C’est une première depuis plus de 20 ans. Treize compagnies pétrolières vont bénéficier de l’élargissement de la zone d’exploration pétrolière. Une décision climaticide. Le fleuron national Statoil récupère sans surprise deux licences d’exploration alors que la production pétrolière norvégienne n’a cessé de se réduire depuis le pic atteint en 2001. En 2014, celle-ci a atteint 1,49 million de barils par jour, soit moitié moins qu’au début du siècle.

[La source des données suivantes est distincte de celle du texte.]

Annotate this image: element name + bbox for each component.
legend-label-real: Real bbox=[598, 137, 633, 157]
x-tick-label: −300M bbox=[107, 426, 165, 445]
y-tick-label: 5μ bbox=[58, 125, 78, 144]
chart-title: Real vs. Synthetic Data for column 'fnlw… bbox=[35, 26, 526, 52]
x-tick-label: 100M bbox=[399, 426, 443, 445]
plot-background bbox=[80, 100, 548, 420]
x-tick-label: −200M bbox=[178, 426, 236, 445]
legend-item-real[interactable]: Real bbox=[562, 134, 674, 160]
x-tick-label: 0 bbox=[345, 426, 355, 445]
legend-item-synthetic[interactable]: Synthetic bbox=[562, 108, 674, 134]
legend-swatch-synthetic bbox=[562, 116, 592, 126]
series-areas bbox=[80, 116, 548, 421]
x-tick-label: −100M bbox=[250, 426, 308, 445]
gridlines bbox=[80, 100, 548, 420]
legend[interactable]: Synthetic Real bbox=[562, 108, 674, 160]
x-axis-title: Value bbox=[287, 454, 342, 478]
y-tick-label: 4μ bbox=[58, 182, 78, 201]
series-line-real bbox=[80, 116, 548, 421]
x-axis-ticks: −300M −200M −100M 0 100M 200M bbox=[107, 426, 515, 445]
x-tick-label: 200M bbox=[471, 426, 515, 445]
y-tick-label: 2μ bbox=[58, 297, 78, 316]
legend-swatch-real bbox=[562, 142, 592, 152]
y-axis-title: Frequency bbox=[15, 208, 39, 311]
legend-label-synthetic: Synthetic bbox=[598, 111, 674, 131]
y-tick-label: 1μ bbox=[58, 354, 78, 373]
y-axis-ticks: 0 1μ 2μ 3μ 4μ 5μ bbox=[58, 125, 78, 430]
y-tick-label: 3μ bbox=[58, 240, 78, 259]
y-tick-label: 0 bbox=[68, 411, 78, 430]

Statoil a aussitôt déclaré vouloir démarrer sa campagne de prospection dès 2017. «Si nous trouvons quelque chose, cela pourrait impliquer des ressources considérables», espère dans un communiqué Jez Averty, un haut responsable du groupe norvégien.

 

Parmi les autres groupes pétroliers bénéficiaires d’une licence, on trouve le Suédois Lundin Petroleum, le Russe Lukoil, les Américains Chevron et CoconoPhililps ainsi que le Britannique Centrica.

 

Oslo fait fi de l’accord de Paris

 

En colère, les associations de protection de l’environnement ont rappelé que certaines zones créées s’avéraient dangereusement proches de la banquise. «Nous ne pouvons pas risquer un nouveau Deepwater[1] Horizon en mer de Barents, une région à l’écosystème riche, mais fragile», a rappelé Tuls Gulowsen, responsable de Greenpeace Norvège. Le gouvernement norvégien a, semble-t-il, oublié qu’il a signé, le 12 décembre à Paris, un accord destiné à limiter le réchauffement bien en deçà de 2 degrés. «Si on veut atteindre cet objectif, on ne peut pas chercher du pétrole ni du gaz dans l’Arctique», a ajouté Tuls Gulowsen.

 

Oslo semble avoir d’autres préoccupations. Pour distribuer ces nouvelles licences, le gouvernement n’avait pas hésité, le 20 janvier 2015, à faire redessiner les contours de la banquise pour arriver à ses fins, puisque la prospection et l’extraction d’hydrocarbures y sont théoriquement interdites.



[1] En référence à l’explosion dans le golfe du Mexique de la plate-forme Deepwater Horizon, en avril 2010, qui a provoqué la plus grave marée noire de l’histoire des Etats-Unis.